Let us not forget last year’s motion tabled in the Dewan Rakyat to reallocate RM20 billion to the Health Ministry from the Prime Minister’s Office and the Defence Ministry.
It was exposed in the Parliament that a reduction in government subsidies in the health sector in the last few years has resulted in rising costs being passed onto patients.
Careful steps need to be considered so as to not harm both the rakyat’s health and financial situation, for both short and long terms.
Therefore, the government has made a responsible move by agreeing to continue Pharmaniaga’s services until the open tender system is ready. This is to ensure no disruption to the supply chain of medical supplies.
A clean process and transparent government procurement are among promises made by the Harapan government to ensure good governance, better fiscal management and market efficiency.
Looking ahead, an open tender system can provide opportunities for new medical-related companies, especially local small and medium industries, to participate in the healthcare sector.

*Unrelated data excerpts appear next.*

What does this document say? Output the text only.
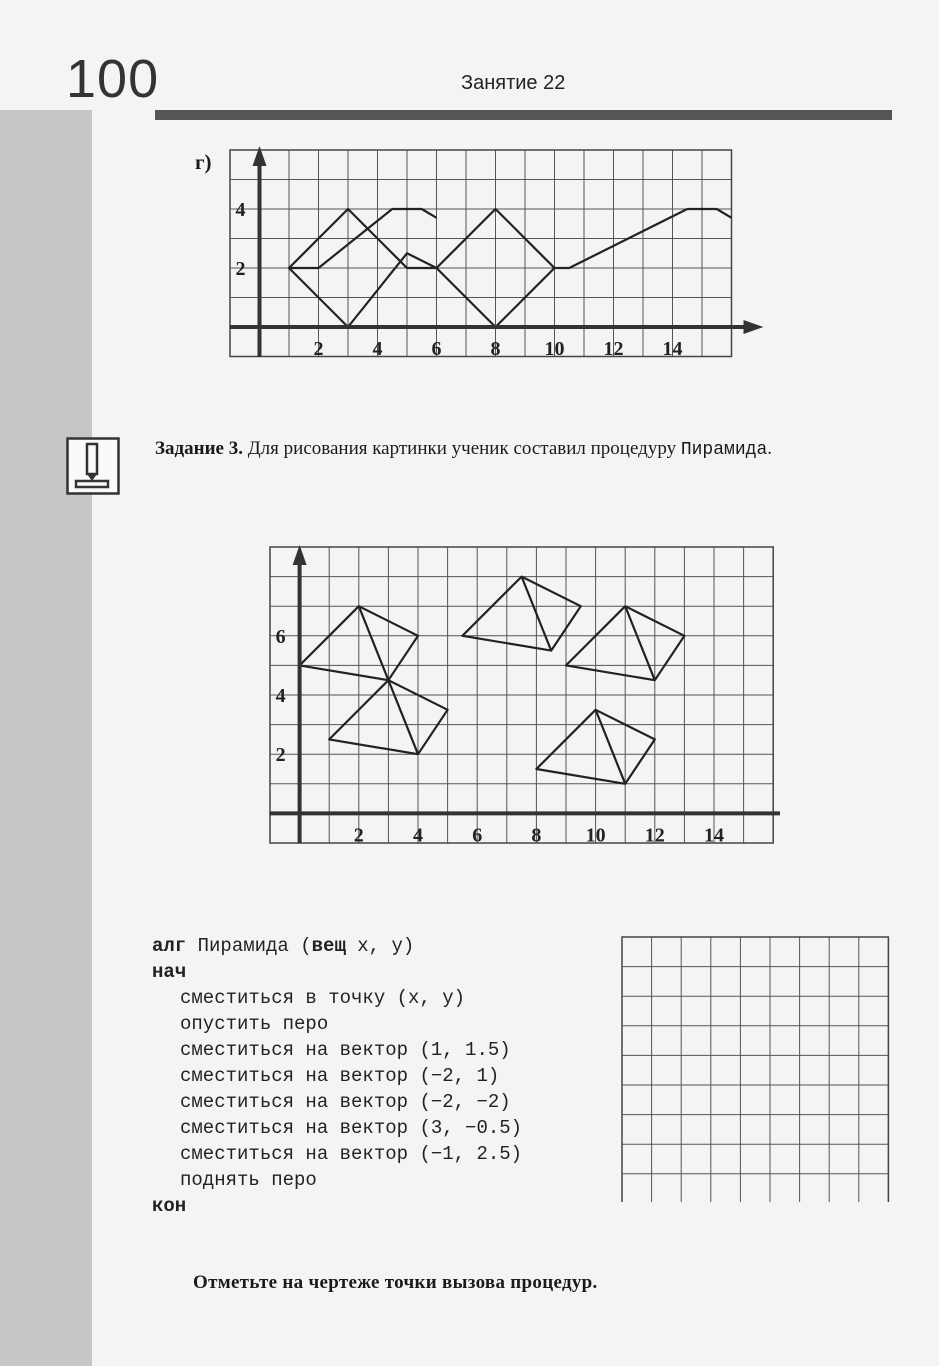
100	Занятие 22
г)
2 4 6 8 10 12 14
2
4
Задание 3. Для рисования картинки ученик составил процедуру Пирамида.
2 4 6 8 10 12 14
2
4
6
алг Пирамида (вещ x, y)
нач
сместиться в точку (x, y)
опустить перо
сместиться на вектор (1, 1.5)
сместиться на вектор (−2, 1)
сместиться на вектор (−2, −2)
сместиться на вектор (3, −0.5)
сместиться на вектор (−1, 2.5)
поднять перо
кон
Отметьте на чертеже точки вызова процедур.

The health minister’s move is most welcomed by Malaysians, and should mark a new era in which a transparent and clean government procurement process is conducted.
In the end, it is about the balance between the consumer and the producer. For the rakyat, lower charges for medical services and cheaper medicines are the priorities.
For pharmaceutical companies, the government has to ensure fair opportunities to compete without compromising the quality of the medical services and products delivered.
Malaysia’s public health expenditure in relation to the country’s GDP is two percent in 2018. It is a low figure when compared to other developed economies.
For comparison, Singapore spends 4.9 percent of GDP on health, Australia 9.4 percent, Japan 10.2 percent and South Korea 7.2 percent.
Dzulkefly (above) said in May last year that the health sector spending is targeted to reach 6-7 percent for Malaysia.
An increase in healthcare spending is important. Greater focus is highly required for the sector.
The quality of health services provided, enough medical supplies in the rural areas, research and development, and a glut of medical graduates are among the key issues which need critical solutions.
Finally, the recent wake-up call from the Tanjung Piai by-election should motivate the Harapan government to react faster and more efficiently.
For the health sector, liberalising the market and ensuring a better quality of medicine and services provided are the long-term strategies which the government is focusing on.
WAN ANWAR BIN WAN IBRAHIM is the national vice youth head of Parti Amanah Negara (Amanah).The views expressed here are those of the author/contributor and do not necessarily represent the views of Malaysiakini.